Wednesday, February 02, 2005

Feeling Rand-y

Critic's Notebook: Considering the Last Romantic, Ayn Rand, at 100

The interesting article linked above is merely the impetus for this post, not its subject. Before clicking on it today, I hadn't thought about Ayn Rand at all for at least two years. This despite being quite obsessed with her work for a year during college, during which I read The Fountainhead, Atlas Shrugged, and Anthem, thereby becoming quite convinced of the Virtue of Selfishness. This obsession followed quite quickly on the heels of a similar obsession with Kurt Vonnegut, every one of whose published novels I have read, and whose philosophy can be summed up with a line from God Bless You, Mr. Rosewater: "God damn it, you've got to be kind." Why was I so deeply in thrall to each writer, and why, despite Rand's later influence, am I philosophically so much closer to Vonnegut?

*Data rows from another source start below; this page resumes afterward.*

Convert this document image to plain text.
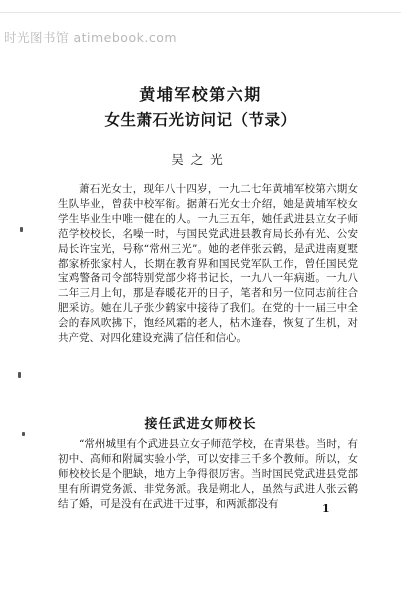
时光图书馆 atimebook.com
黄埔军校第六期
女生萧石光访问记（节录）
吴之光

萧石光女士，现年八十四岁，一九二七年黄埔军校第六期女生队毕业，曾获中校军衔。据萧石光女士介绍，她是黄埔军校女学生毕业生中唯一健在的人。一九三五年，她任武进县立女子师范学校校长，名噪一时，与国民党武进县教育局长孙有光、公安局长许宝光，号称“常州三光”。她的老伴张云鹤，是武进南夏墅都家桥张家村人，长期在教育界和国民党军队工作，曾任国民党宝鸡警备司令部特别党部少将书记长，一九八一年病逝。一九八二年三月上旬，那是春暖花开的日子，笔者和另一位同志前往合肥采访。她在儿子张少鹤家中接待了我们。在党的十一届三中全会的春风吹拂下，饱经风霜的老人，枯木逢春，恢复了生机，对共产党、对四化建设充满了信任和信心。

接任武进女师校长

“常州城里有个武进县立女子师范学校，在青果巷。当时，有初中、高师和附属实验小学，可以安排三千多个教师。所以，女师校校长是个肥缺，地方上争得很厉害。当时国民党武进县党部里有所谓党务派、非党务派。我是朔北人，虽然与武进人张云鹤结了婚，可是没有在武进干过事，和两派都没有	1
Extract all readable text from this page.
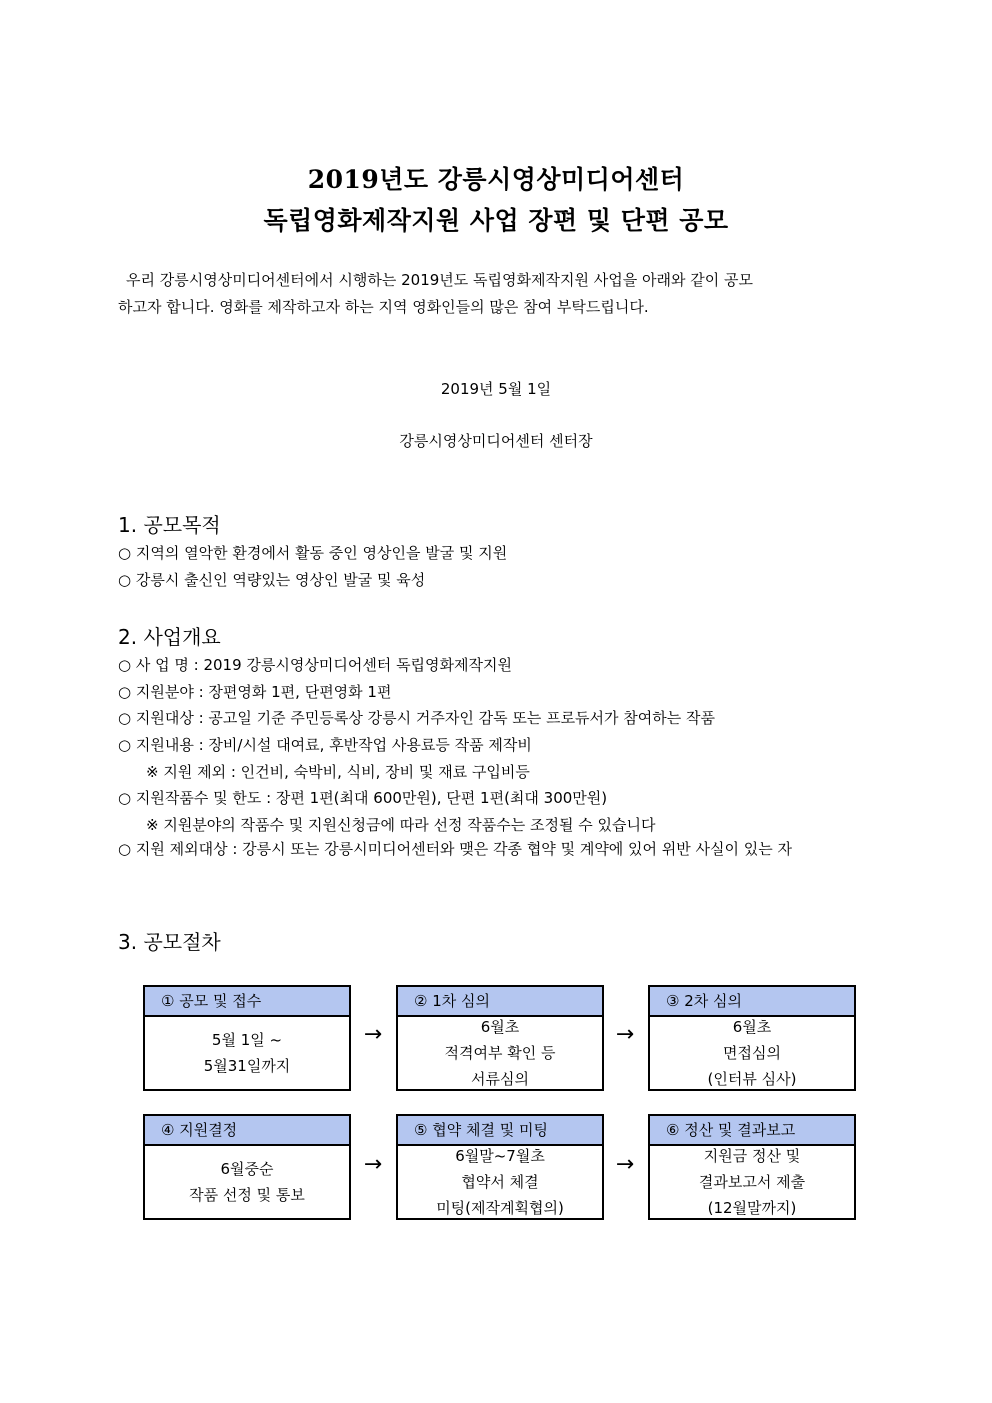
2019년도 강릉시영상미디어센터
독립영화제작지원 사업 장편 및 단편 공모
우리 강릉시영상미디어센터에서 시행하는 2019년도 독립영화제작지원 사업을 아래와 같이 공모
하고자 합니다. 영화를 제작하고자 하는 지역 영화인들의 많은 참여 부탁드립니다.
2019년 5월 1일
강릉시영상미디어센터 센터장
1. 공모목적
○ 지역의 열악한 환경에서 활동 중인 영상인을 발굴 및 지원
○ 강릉시 출신인 역량있는 영상인 발굴 및 육성
2. 사업개요
○ 사 업 명 : 2019 강릉시영상미디어센터 독립영화제작지원
○ 지원분야 : 장편영화 1편, 단편영화 1편
○ 지원대상 : 공고일 기준 주민등록상 강릉시 거주자인 감독 또는 프로듀서가 참여하는 작품
○ 지원내용 : 장비/시설 대여료, 후반작업 사용료등 작품 제작비
※ 지원 제외 : 인건비, 숙박비, 식비, 장비 및 재료 구입비등
○ 지원작품수 및 한도 : 장편 1편(최대 600만원), 단편 1편(최대 300만원)
※ 지원분야의 작품수 및 지원신청금에 따라 선정 작품수는 조정될 수 있습니다
○ 지원 제외대상 : 강릉시 또는 강릉시미디어센터와 맺은 각종 협약 및 계약에 있어 위반 사실이 있는 자
3. 공모절차
① 공모 및 접수
5월 1일 ~
5월31일까지
→
② 1차 심의
6월초
적격여부 확인 등
서류심의
→
③ 2차 심의
6월초
면접심의
(인터뷰 심사)
④ 지원결정
6월중순
작품 선정 및 통보
→
⑤ 협약 체결 및 미팅
6월말~7월초
협약서 체결
미팅(제작계획협의)
→
⑥ 정산 및 결과보고
지원금 정산 및
결과보고서 제출
(12월말까지)
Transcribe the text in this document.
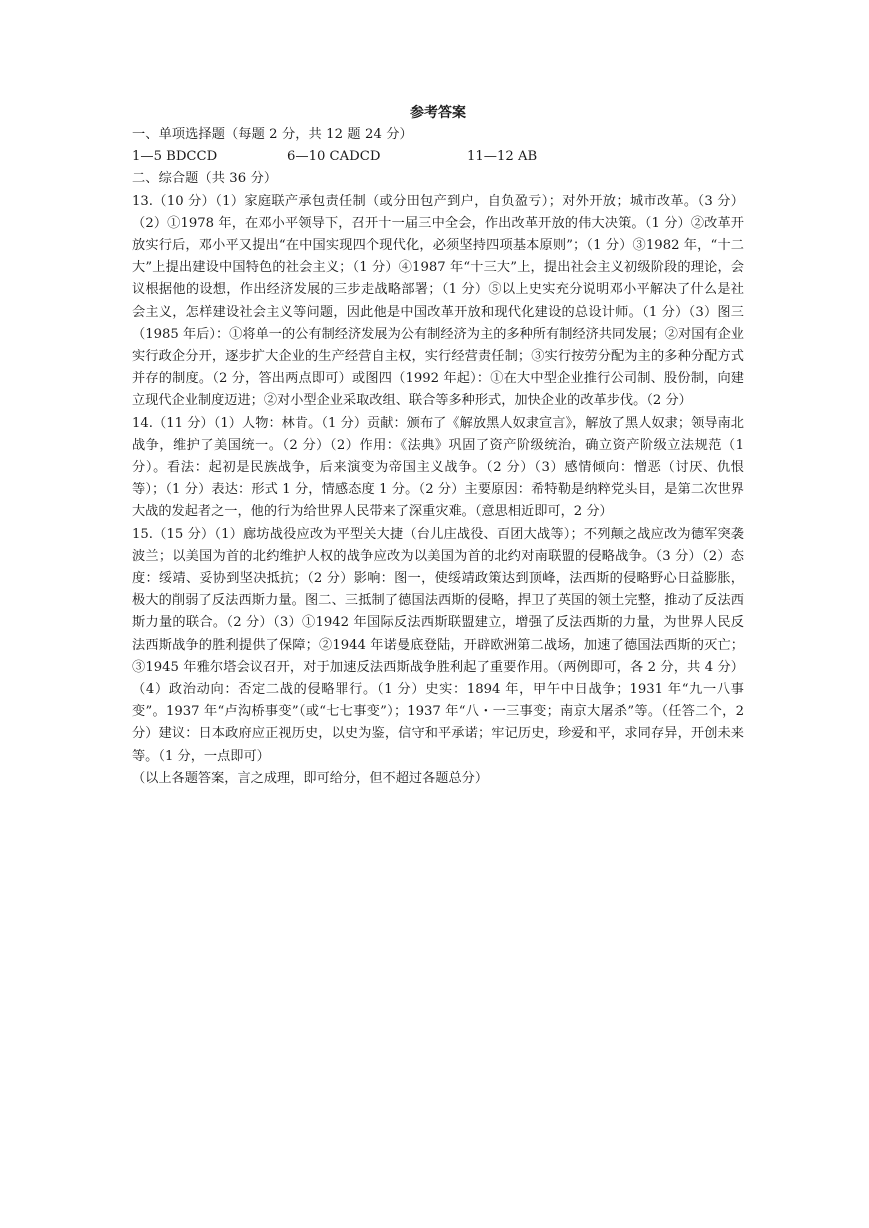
参考答案
一、单项选择题（每题 2 分，共 12 题 24 分）
1—5 BDCCD	6—10 CADCD	11—12 AB
二、综合题（共 36 分）

13.（10 分）（1）家庭联产承包责任制（或分田包产到户，自负盈亏）；对外开放；城市改革。（3 分）（2）①1978 年，在邓小平领导下，召开十一届三中全会，作出改革开放的伟大决策。（1 分）②改革开放实行后，邓小平又提出“在中国实现四个现代化，必须坚持四项基本原则”；（1 分）③1982 年，“十二大”上提出建设中国特色的社会主义；（1 分）④1987 年“十三大”上，提出社会主义初级阶段的理论，会议根据他的设想，作出经济发展的三步走战略部署；（1 分）⑤以上史实充分说明邓小平解决了什么是社会主义，怎样建设社会主义等问题，因此他是中国改革开放和现代化建设的总设计师。（1 分）（3）图三（1985 年后）：①将单一的公有制经济发展为公有制经济为主的多种所有制经济共同发展；②对国有企业实行政企分开，逐步扩大企业的生产经营自主权，实行经营责任制；③实行按劳分配为主的多种分配方式并存的制度。（2 分，答出两点即可）或图四（1992 年起）：①在大中型企业推行公司制、股份制，向建立现代企业制度迈进；②对小型企业采取改组、联合等多种形式，加快企业的改革步伐。（2 分）

14.（11 分）（1）人物：林肯。（1 分）贡献：颁布了《解放黑人奴隶宣言》，解放了黑人奴隶；领导南北战争，维护了美国统一。（2 分）（2）作用：《法典》巩固了资产阶级统治，确立资产阶级立法规范（1 分）。看法：起初是民族战争，后来演变为帝国主义战争。（2 分）（3）感情倾向：憎恶（讨厌、仇恨等）；（1 分）表达：形式 1 分，情感态度 1 分。（2 分）主要原因：希特勒是纳粹党头目，是第二次世界大战的发起者之一，他的行为给世界人民带来了深重灾难。（意思相近即可，2 分）

15.（15 分）（1）廊坊战役应改为平型关大捷（台儿庄战役、百团大战等）；不列颠之战应改为德军突袭波兰；以美国为首的北约维护人权的战争应改为以美国为首的北约对南联盟的侵略战争。（3 分）（2）态度：绥靖、妥协到坚决抵抗；（2 分）影响：图一，使绥靖政策达到顶峰，法西斯的侵略野心日益膨胀，极大的削弱了反法西斯力量。图二、三抵制了德国法西斯的侵略，捍卫了英国的领土完整，推动了反法西斯力量的联合。（2 分）（3）①1942 年国际反法西斯联盟建立，增强了反法西斯的力量，为世界人民反法西斯战争的胜利提供了保障；②1944 年诺曼底登陆，开辟欧洲第二战场，加速了德国法西斯的灭亡；③1945 年雅尔塔会议召开，对于加速反法西斯战争胜利起了重要作用。（两例即可，各 2 分，共 4 分）（4）政治动向：否定二战的侵略罪行。（1 分）史实：1894 年，甲午中日战争；1931 年“九一八事变”。1937 年“卢沟桥事变”（或“七七事变”）；1937 年“八・一三事变；南京大屠杀”等。（任答二个，2 分）建议：日本政府应正视历史，以史为鉴，信守和平承诺；牢记历史，珍爱和平，求同存异，开创未来等。（1 分，一点即可）

（以上各题答案，言之成理，即可给分，但不超过各题总分）
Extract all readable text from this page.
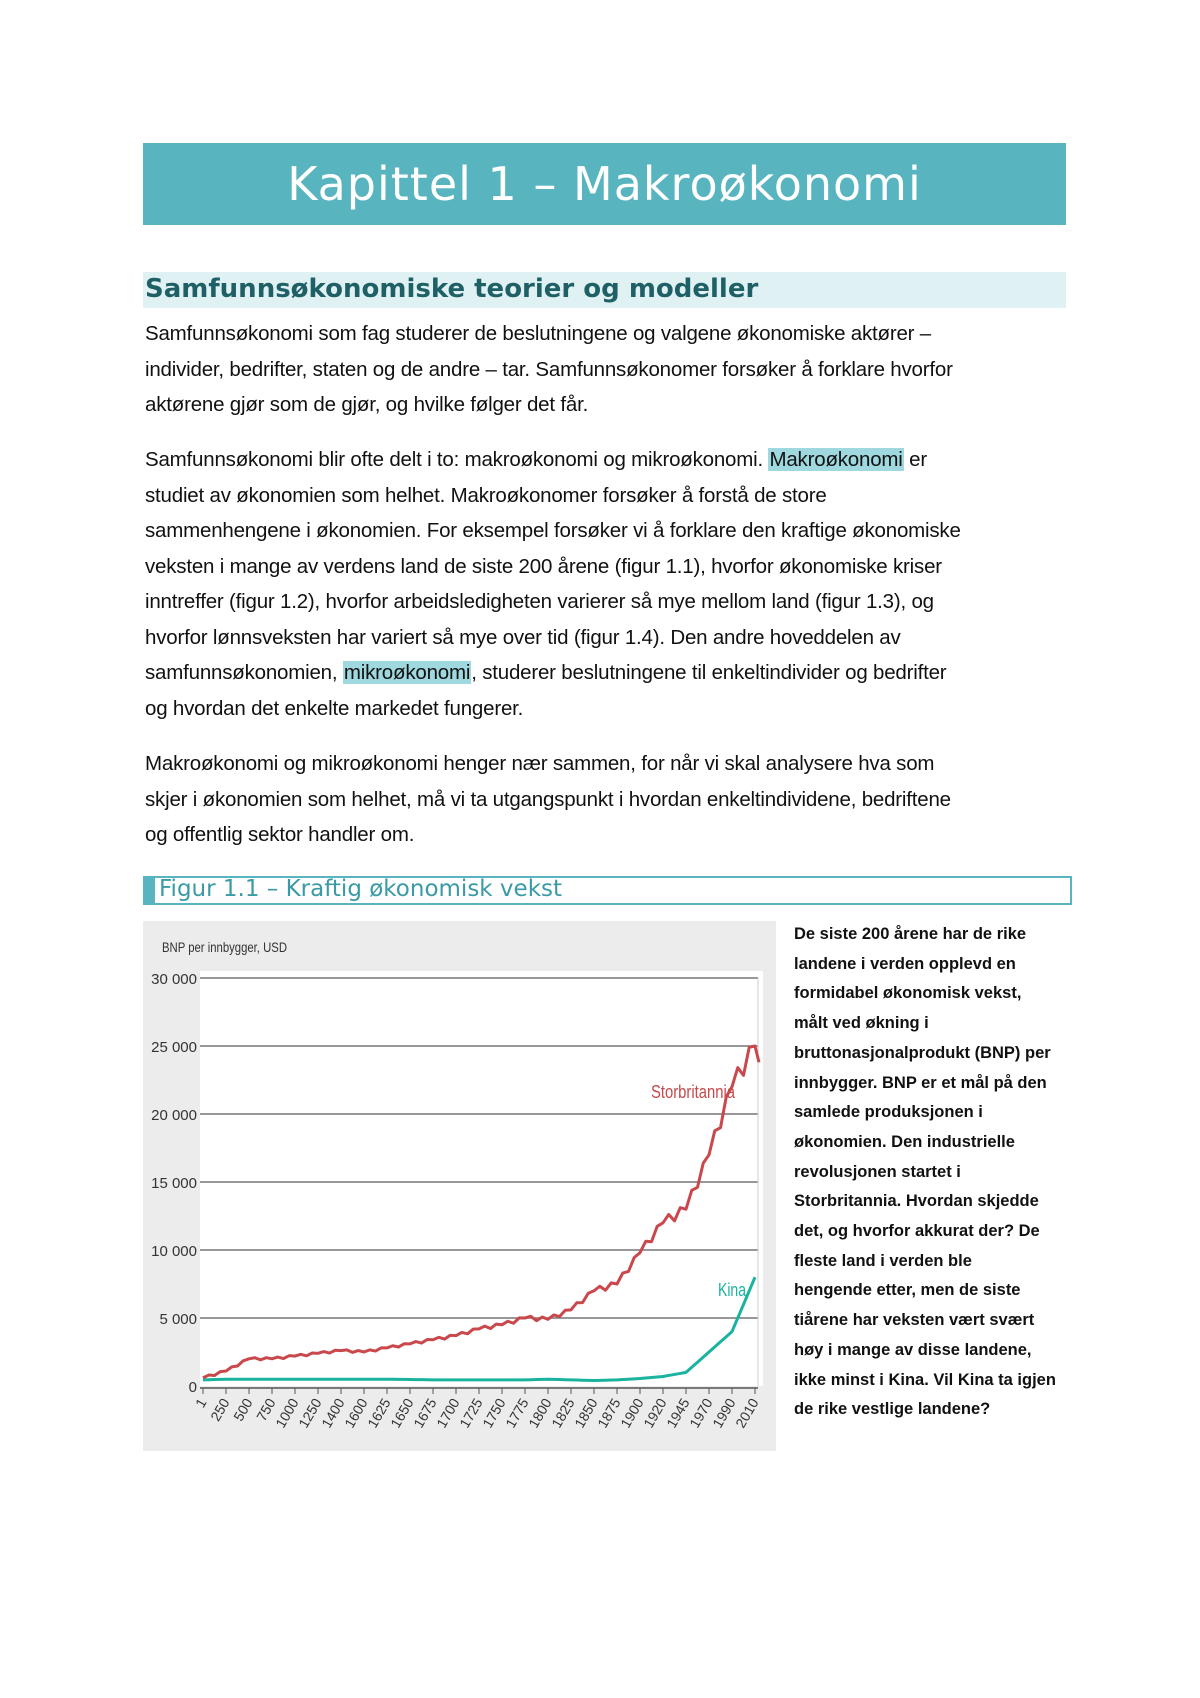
Kapittel 1 – Makroøkonomi
Samfunnsøkonomiske teorier og modeller
Samfunnsøkonomi som fag studerer de beslutningene og valgene økonomiske aktører –
individer, bedrifter, staten og de andre – tar. Samfunnsøkonomer forsøker å forklare hvorfor
aktørene gjør som de gjør, og hvilke følger det får.
Samfunnsøkonomi blir ofte delt i to: makroøkonomi og mikroøkonomi. Makroøkonomi er
studiet av økonomien som helhet. Makroøkonomer forsøker å forstå de store
sammenhengene i økonomien. For eksempel forsøker vi å forklare den kraftige økonomiske
veksten i mange av verdens land de siste 200 årene (figur 1.1), hvorfor økonomiske kriser
inntreffer (figur 1.2), hvorfor arbeidsledigheten varierer så mye mellom land (figur 1.3), og
hvorfor lønnsveksten har variert så mye over tid (figur 1.4). Den andre hoveddelen av
samfunnsøkonomien, mikroøkonomi, studerer beslutningene til enkeltindivider og bedrifter
og hvordan det enkelte markedet fungerer.
Makroøkonomi og mikroøkonomi henger nær sammen, for når vi skal analysere hva som
skjer i økonomien som helhet, må vi ta utgangspunkt i hvordan enkeltindividene, bedriftene
og offentlig sektor handler om.
Figur 1.1 – Kraftig økonomisk vekst
BNP per innbygger, USD
0
5 000
10 000
15 000
20 000
25 000
30 000
1
250
500
750
1000
1250
1400
1600
1625
1650
1675
1700
1725
1750
1775
1800
1825
1850
1875
1900
1920
1945
1970
1990
2010
Storbritannia
Kina
De siste 200 årene har de rike
landene i verden opplevd en
formidabel økonomisk vekst,
målt ved økning i
bruttonasjonalprodukt (BNP) per
innbygger. BNP er et mål på den
samlede produksjonen i
økonomien. Den industrielle
revolusjonen startet i
Storbritannia. Hvordan skjedde
det, og hvorfor akkurat der? De
fleste land i verden ble
hengende etter, men de siste
tiårene har veksten vært svært
høy i mange av disse landene,
ikke minst i Kina. Vil Kina ta igjen
de rike vestlige landene?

I'm not about to answer these questions here; I know better than to think that I even know the answer, though the smart-ass in me says the simple answer is that Vonnegut is closer to being correct than Rand about what it means to live a good life and be a good person. Despite being largely dismissed as a writer of fiction for very young adults, I suspect that Kurt's are the characters who prove more sympathetic to us as we grow older. Rand's self-assured heroes may thrill a college student, but the real world is more of a muddle, involves more inner questioning and more concern for how to relate with others. In short, it's more like the world, cracked though it is, that Vonnegut regularly created.

This post is really a question: Did anyone else go through similar fascinations with Rand and/or Vonnegut? What do you think of these two writers today?

2 comments:

Paul V. Allen said...

I haven't read Rand, but I did have an obsession with Vonnegut wherein I read everything by him between my senior year of high school and sophomore year of college.

I disagree with calling Vonnegut a writer for "very young adults" though I suppose one's definition of that term changes based on current age. I think he's got a cynicism that appeals to someone who has come out of that childhood reality and has entered the adult one. But as you point out, there's a good heart behind most of his stuff, and that's reassuring.

Also, his experiments with tone and plot and language are very accessible, but also clever to someone of a certain age. Sort of like the music of They Might Be Giants.

So I think he is a writer that a person grows out of, but it has to be a certain kind of person in the first place.

Richard said...

Thanks for the insightful comment, Paul. Allow me to clarify what I meant by "very young adult," as I now realize that in library parlance, I'd be referring to people aged 11-13 or so. I ment people who are actually adults--18 or over--but not by much. He's a writer for the 18-23 set, perhaps. I realize I'm just barely out of that designation, but everyone I know who read Vonnegut read him during that time, read him voraciously, and has since stopped. I suspect the same is true of Rand readers.

In any case, I'm glad to be the kind of person who can grow into and out of Vonnegut. You make it sound like a badge of honor, and perhaps it is.